仕事といえば、AM のラジオ番組にはだいたいの場合、通販の生CM があって、「こんなに便利で最新型のものとなると、お値段が……」などとパーソナリティがやったりする。
これ、僕のむかしの感覚でいえば、「カッコ悪いな」って感じだったけれど、いまは「大事な仕事だよな」と思うようになっている。もちろん、商品の内容などとは無関係に。

落語的にいえば、地べたを掘ったって一円すら出てこない。ラジオ放送にはスポンサーがいなくちゃならないし、スポンサーのためには、少しでも通販の売上に貢献しなくちゃならない。そこに必死になる姿を「カッコ悪い」とは思えなくなってしまったのだ。

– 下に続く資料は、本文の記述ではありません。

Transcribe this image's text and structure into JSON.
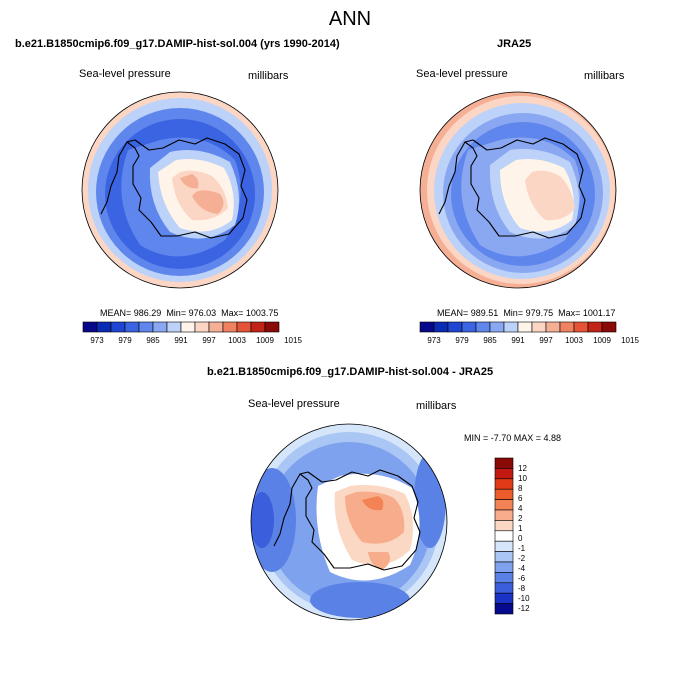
{
  "title": "ANN",
  "panels": [
    {
      "case_title": "b.e21.B1850cmip6.f09_g17.DAMIP-hist-sol.004 (yrs 1990-2014)",
      "variable": "Sea-level pressure",
      "units": "millibars",
      "stats": {
        "mean": "MEAN= 986.29",
        "min": "Min= 976.03",
        "max": "Max= 1003.75"
      },
      "colorbar_ticks": [
        "973",
        "979",
        "985",
        "991",
        "997",
        "1003",
        "1009",
        "1015"
      ]
    },
    {
      "case_title": "JRA25",
      "variable": "Sea-level pressure",
      "units": "millibars",
      "stats": {
        "mean": "MEAN= 989.51",
        "min": "Min= 979.75",
        "max": "Max= 1001.17"
      },
      "colorbar_ticks": [
        "973",
        "979",
        "985",
        "991",
        "997",
        "1003",
        "1009",
        "1015"
      ]
    }
  ],
  "diff": {
    "title": "b.e21.B1850cmip6.f09_g17.DAMIP-hist-sol.004 - JRA25",
    "variable": "Sea-level pressure",
    "units": "millibars",
    "minmax": "MIN =  -7.70 MAX =   4.88",
    "colorbar_ticks": [
      "12",
      "10",
      "8",
      "6",
      "4",
      "2",
      "1",
      "0",
      "-1",
      "-2",
      "-4",
      "-6",
      "-8",
      "-10",
      "-12"
    ]
  },
  "colors": {
    "abs_scale": [
      "#08088a",
      "#0a2bb4",
      "#1e46d2",
      "#3a64e2",
      "#5f86ec",
      "#8aa8f2",
      "#bcd2f8",
      "#fff4ea",
      "#fbd6c4",
      "#f5af94",
      "#ef8260",
      "#e55436",
      "#c22418",
      "#8a0a08"
    ],
    "diff_scale": [
      "#8a0a08",
      "#c21a10",
      "#e13a18",
      "#ee5c2c",
      "#f38254",
      "#f7ad8c",
      "#fbd8c4",
      "#ffffff",
      "#d6e6fa",
      "#aac6f4",
      "#7fa2ee",
      "#5a82e6",
      "#3a5edc",
      "#1b32c6",
      "#070a8c"
    ],
    "land_outline": "#000000"
  }
}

一方、その生CM で(おそらくあるであろう)台本を棒読みするやつも中にはいるのだが、そういう行為こそカッコ悪いと感じるようになった。棒読みすることによって保たれるそいつの自尊心に、いったいどれほどの価値があるというのか。
仕事というより「金を稼ぐ」ということについての意識の問題だと思うのだが、ラジオは、テレビなどより営業姿勢がハッキリしているから好ましい(ただし、リスナーの立場から言えば、広告は不要)。なお、この明確なまでのスポンサーへの愛嬌は、ラジオ全般というより、関西のローカルAM に限ってのことなのかもしれないが*1

*1:かつて桑原征平桂吉弥の番組で、「スポンサーには愛を、リスナーには夢を、プロデューサーには嫁を!」というモットーを掲げたことがあった。